MyStruct::new(&X);  // here &X has static lifetime

However, when update() method is invoked, mystruct lifetime is bounded by the block it is called in:

{
    let initial = vec![Box::new(1), Box::new(2)];
    let mystruct = MyStruct { v : initial, p : &arg };  // +
                                                        // |
    mystruct.update();                                  // |
                                                        // |
    mystruct                                            // |
}

Naturally, the borrow checker can't prove that this lifetime is the same as the lifetime provided by the caller (and for any possible "external" lifetime it is indeed impossible for them to match), so it throws an error.

When update is defined like this:

fn update(&mut self) { ... }
// or, equivalently
fn update<'b>(&'b mut self) where 'a: 'b { ... }

then when you call it, it is no longer required that the value you call this method on must live exactly as long as 'a - it is sufficient for it to live for any lifetime which is smaller than or equal to 'a - and the lifetime inside the function perfectly matches these requirements. Thus you can call such method on your value, and the compiler won't complain.

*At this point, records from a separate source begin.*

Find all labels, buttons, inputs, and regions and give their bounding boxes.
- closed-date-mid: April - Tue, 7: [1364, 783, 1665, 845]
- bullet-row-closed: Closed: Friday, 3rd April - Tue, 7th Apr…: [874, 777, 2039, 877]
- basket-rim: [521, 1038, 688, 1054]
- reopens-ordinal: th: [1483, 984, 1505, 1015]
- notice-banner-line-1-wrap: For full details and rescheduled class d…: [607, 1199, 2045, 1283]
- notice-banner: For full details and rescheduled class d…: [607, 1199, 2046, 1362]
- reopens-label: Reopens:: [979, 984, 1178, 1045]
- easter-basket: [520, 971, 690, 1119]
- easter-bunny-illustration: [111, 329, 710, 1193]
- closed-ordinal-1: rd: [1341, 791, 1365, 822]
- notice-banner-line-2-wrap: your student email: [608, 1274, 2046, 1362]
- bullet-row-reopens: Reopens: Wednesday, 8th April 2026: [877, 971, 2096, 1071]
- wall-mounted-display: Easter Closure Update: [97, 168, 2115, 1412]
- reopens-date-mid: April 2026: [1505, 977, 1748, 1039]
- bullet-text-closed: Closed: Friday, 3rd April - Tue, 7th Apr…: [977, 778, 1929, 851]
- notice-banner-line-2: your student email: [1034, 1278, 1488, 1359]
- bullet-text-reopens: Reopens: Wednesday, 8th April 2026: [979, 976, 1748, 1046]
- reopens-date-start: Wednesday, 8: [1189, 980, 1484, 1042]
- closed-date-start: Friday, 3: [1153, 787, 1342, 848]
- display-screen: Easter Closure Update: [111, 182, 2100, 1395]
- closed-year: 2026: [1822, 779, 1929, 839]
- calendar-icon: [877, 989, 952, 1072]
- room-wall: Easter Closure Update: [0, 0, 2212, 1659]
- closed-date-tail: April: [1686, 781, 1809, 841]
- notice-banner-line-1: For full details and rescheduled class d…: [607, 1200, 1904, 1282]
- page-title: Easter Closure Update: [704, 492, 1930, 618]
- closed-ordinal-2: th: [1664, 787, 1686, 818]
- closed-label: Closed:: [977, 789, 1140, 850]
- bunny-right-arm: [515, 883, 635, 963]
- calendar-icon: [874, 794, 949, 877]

Additionally (as noticed in the comments) the following line is indeed invalid and there is no way around it:

self.p = &self.v.last().unwrap();

The borrow check fails here because you're trying to store a reference with lifetime of the structure into the structure itself. In general this can't be done because it has nasty soundness issues. For example, suppose you were indeed able to store this reference into the structure. But now you can't mutate Vec<Box<i32>> in the structure because it may destroy an element which the previously stored references points at, making the code memory unsafe.

It is impossible to check for such things statically, and so it is disallowed on the borrow checking level. In fact, it is just a nice consequence of general borrow checking rules.